PUBLISHED: 11:58 15 March 2019 | UPDATED: 15:15 15 March 2019
MPs voted to seek a delay on leaving in the House of Commons last night, but how did our MPs vote?
MPs voted 413 to 202 for Prime Minister Theresa May to ask the EU for a delay on Brexit, a majority of 211.
It means that the UK may not leave the European Union on March 29.
Hitchin and Harpenden MP Bim Afolami voted for Article 50 to be extended, saying: “Last night, the House of Commons voted to seek an extension to Article 50. This is the right move and will give Parliament the necessary time to have an orderly Brexit.
“However delaying Brexit does not change the facts on the table. Parliament has been clear that it does not want a ‘no deal’ Brexit and it also does not want another divisive referendum on leaving the European Union.
“MPs of all parties need to come together to find a consensus for leaving the European Union. That’s why I continue to believe the Prime Minister’s deal is the best deal available to us and I will continue to her support her in passing it.”
North East Beds MP Alistair Burt also voted for an extension.
“I voted to extend the Article 50 deadline on Thursday because I am not willing to drive my constituents livelihoods over a cliff, when a perfectly good deal is the alternative,” he said.
“It is for my colleagues to recognise that. If they do, then we will leave on March 29th on time.
“The responsibility for delay is solely with my Brexiteer colleagues who did not vote for the deal, and have delayed the process further.
“I will continue to serve all my constituents whose views are very varied on the issue, and all of whom I take very seriously.”
Stevenage MP Stephen McPartland voted against delaying Article 50, saying: “All this week the Labour Party have been voting to steal Brexit.
“On Tuesday they voted against the Prime Minister’s plan to leave Europe with a deal. On Wednesday they voted to take no deal off the table and remove any negotiating leverage on the Prime Minister.
“On Thursday they voted to extend Article 50 and stop Brexit forever, but were defeated. Labour also refused to vote for or against a second referendum, despite supporting one publicly.

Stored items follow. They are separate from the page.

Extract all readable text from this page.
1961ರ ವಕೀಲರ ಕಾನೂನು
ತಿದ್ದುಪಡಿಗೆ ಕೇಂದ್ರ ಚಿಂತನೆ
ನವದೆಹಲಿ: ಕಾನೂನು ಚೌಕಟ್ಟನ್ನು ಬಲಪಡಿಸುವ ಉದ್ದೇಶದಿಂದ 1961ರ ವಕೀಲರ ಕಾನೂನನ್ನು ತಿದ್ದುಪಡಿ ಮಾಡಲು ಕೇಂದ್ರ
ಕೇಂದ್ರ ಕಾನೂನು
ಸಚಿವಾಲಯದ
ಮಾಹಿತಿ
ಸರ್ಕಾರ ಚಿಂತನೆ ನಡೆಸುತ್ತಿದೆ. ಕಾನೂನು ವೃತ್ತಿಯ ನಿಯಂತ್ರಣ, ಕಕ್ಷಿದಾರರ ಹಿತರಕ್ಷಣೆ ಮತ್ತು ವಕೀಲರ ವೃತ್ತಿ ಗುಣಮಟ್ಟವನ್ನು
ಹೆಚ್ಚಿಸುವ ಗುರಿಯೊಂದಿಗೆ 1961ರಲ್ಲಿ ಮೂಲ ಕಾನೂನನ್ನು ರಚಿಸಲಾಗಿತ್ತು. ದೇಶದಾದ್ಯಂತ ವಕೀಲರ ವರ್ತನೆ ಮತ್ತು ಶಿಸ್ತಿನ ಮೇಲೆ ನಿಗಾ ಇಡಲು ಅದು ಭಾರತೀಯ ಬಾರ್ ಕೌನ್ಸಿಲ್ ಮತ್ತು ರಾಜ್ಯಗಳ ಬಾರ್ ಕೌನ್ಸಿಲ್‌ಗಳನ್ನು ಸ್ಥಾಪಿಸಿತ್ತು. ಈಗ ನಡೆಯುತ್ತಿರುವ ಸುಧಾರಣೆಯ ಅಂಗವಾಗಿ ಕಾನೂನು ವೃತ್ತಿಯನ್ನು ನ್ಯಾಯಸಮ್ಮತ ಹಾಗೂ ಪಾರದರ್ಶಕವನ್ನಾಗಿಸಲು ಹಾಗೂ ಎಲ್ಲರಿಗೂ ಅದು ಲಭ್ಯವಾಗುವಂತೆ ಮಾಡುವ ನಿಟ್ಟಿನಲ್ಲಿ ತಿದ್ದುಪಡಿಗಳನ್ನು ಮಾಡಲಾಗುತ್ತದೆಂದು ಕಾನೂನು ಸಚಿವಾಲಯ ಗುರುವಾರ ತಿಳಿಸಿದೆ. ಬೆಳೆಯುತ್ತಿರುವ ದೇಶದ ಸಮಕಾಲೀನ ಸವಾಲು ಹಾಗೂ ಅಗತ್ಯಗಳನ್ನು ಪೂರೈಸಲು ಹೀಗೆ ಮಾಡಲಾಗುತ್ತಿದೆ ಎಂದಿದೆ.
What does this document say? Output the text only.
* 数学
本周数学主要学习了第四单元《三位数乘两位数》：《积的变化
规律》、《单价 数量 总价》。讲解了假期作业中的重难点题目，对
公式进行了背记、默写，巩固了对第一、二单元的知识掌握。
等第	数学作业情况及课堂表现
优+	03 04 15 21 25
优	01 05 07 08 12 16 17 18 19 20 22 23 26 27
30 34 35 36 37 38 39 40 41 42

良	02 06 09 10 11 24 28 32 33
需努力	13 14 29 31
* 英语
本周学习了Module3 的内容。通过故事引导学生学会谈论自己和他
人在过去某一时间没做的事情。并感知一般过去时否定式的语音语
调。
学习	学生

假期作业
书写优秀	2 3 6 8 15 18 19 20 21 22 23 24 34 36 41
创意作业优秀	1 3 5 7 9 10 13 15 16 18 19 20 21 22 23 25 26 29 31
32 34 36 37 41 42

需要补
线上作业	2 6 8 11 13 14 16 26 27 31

“I voted against them and will continue to fight Labour everyday so we can deliver on the democratic decision of the British people to leave the European Union.”
Mid-Bedfordshire MP Nadine Dorries also voted against a delaying Brexit and has raised concerns about a second referendum being the next step.
“The remain majority in Parliament does not reflect the will or the vote of the people,” she wrote on her website.
“No deal denied, Article 50 extended. When that happens, as I’m now sure it will, the conversation will move to a second referendum.
“This will take years, to pass the legislation and to agree on the question. At this point, I think the chance of Brexit happening at all falls away.”
North East Herts MP Sir Oliver Heald voted seek an extension. The Comet has contacted him for comment and is awaiting a response.